Un efficace ed efficiente sistema dei controlli sull’ente locale non può che nascere da un controllo “integrato” tra controlli interni e controlli esterni, a fortiori, a parere di chi scrive, quando i servizi sono gestiti da società partecipate. Sul punto è utile soffermare l’attenzione sull’attività di consulenza preventiva della Corte dei conti a favore dei Comuni. La materia è disciplinata della legge 131/2003 che consente anche alle Amministrazioni locali ( Comuni, Province, Città metropolitane) oltre che alle Regioni, di acquisire dei pareri in materia di contabilità pubblica.

Dalla prassi amministrativa emerge che l’ opzione di ricorrere  alla funzione consultiva fornita dalla Corte dei conti è poco sfruttata dai Comuni che, comunque, per poter accedere devono soddisfare due condizioni.

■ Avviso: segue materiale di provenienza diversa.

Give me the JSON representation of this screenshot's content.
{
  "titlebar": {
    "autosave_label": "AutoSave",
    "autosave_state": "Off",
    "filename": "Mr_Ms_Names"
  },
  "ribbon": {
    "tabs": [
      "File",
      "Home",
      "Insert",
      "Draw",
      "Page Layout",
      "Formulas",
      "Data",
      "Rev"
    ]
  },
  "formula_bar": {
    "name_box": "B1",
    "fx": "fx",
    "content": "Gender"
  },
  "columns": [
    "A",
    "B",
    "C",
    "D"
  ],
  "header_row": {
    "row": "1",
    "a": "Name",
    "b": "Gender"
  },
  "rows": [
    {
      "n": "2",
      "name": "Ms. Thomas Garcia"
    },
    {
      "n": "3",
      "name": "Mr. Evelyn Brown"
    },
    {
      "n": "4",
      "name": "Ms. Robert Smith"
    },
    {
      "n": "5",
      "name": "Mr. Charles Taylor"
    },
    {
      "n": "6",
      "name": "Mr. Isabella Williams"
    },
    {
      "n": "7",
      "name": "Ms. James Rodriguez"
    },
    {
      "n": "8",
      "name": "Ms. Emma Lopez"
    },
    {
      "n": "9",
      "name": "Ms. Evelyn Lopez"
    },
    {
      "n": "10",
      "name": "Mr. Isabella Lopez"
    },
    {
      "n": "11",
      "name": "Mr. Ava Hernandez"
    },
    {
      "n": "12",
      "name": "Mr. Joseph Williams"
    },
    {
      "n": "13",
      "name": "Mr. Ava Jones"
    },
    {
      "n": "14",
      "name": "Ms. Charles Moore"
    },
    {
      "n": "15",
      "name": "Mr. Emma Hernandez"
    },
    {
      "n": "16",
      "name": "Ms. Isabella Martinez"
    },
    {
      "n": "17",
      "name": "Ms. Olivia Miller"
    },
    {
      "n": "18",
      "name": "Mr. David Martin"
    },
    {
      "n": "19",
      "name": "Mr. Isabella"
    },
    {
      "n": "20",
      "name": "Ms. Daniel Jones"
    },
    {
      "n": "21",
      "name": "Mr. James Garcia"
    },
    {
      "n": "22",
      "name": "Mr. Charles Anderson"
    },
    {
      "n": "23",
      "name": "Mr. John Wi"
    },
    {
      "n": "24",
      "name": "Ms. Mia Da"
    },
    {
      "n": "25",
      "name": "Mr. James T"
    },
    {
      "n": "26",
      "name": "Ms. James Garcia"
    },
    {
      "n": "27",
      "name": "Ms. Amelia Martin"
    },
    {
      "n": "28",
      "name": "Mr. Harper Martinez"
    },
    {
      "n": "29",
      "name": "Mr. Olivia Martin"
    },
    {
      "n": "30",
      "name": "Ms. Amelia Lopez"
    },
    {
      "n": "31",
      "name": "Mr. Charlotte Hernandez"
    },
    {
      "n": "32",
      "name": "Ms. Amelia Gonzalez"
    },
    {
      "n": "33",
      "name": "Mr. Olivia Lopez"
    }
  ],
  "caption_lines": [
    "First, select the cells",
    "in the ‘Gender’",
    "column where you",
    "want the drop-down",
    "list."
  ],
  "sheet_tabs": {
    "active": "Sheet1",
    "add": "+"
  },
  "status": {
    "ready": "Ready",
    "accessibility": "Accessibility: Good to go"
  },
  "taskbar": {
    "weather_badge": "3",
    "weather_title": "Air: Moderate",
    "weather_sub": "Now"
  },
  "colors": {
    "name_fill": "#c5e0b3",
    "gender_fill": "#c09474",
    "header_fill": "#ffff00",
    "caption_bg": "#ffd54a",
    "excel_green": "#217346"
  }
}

La prima, di carattere soggettivo, riguarda la legittimazione a richiedere il parere (la norma prevede che tali richieste possono essere formulate dal Consiglio delle autonomie, se istituito, altrimenti dal Sindaco legittimato ex art. 50, TUEL). La seconda, di  carattere oggettivo, riguarda la materia sulla quale  la Corte dei conti può essere interpellata. Materia che la stessa  Corte dei conti circoscrive nella “contabilità pubblica” intesa come sistema di norme e principi che regolano l’attività finanziaria e patrimoniale dello Stato e degli enti pubblici.  Ne consegue che “la funzione consultiva della Corte non può essere intesa come consulenza generale”.

Si precisa che le Sezioni regionali di controllo non possono pronunciarsi su quesiti che implichino valutazioni sui comportamenti amministrativi o attinenti a casi concreti o ad atti gestionali, già adottati o da adottare da parte dell’Ente. In tale prospettiva, tale parere finirebbe per configurarsi in una surrettizia modalità di co-amministrazione  svuotando il potere discrezionale  amministrativo del Comune.

Conclusioni

Per le  considerazioni accennate,  che trovano spunto dalle osservazioni della prassi amministrativa, è mia opinione che, in sede di rivisitazione del TUEL, sarebbe utile:

a) ripensare al sistema dei controlli interni rinforzando il controllo di gestione (controllo in itinere) nei Comuni con una popolazione superiore ai 15.000 abitanti;

b) valorizzare il sistema di consulenza tecnica per tutti i Comuni da parte delle Province e delle Città metropolitane al fine di uniformare la prassi amministrativa all’interno del territorio provinciale e metropolitano;

c) valorizzare il sistema dei controlli delle Sezioni della Corte dei conti, in particolare potenziare l’attività di consulenza in materia contabile per tutti i Comuni;

d) stabilire un rapporto stabile tra gli enti locali e la Corte dei conti al fine di creare un sistema di “controllo integrato” tra controlli interni e controlli esterni interessando a questo dialogo i servizi di anticorruzione.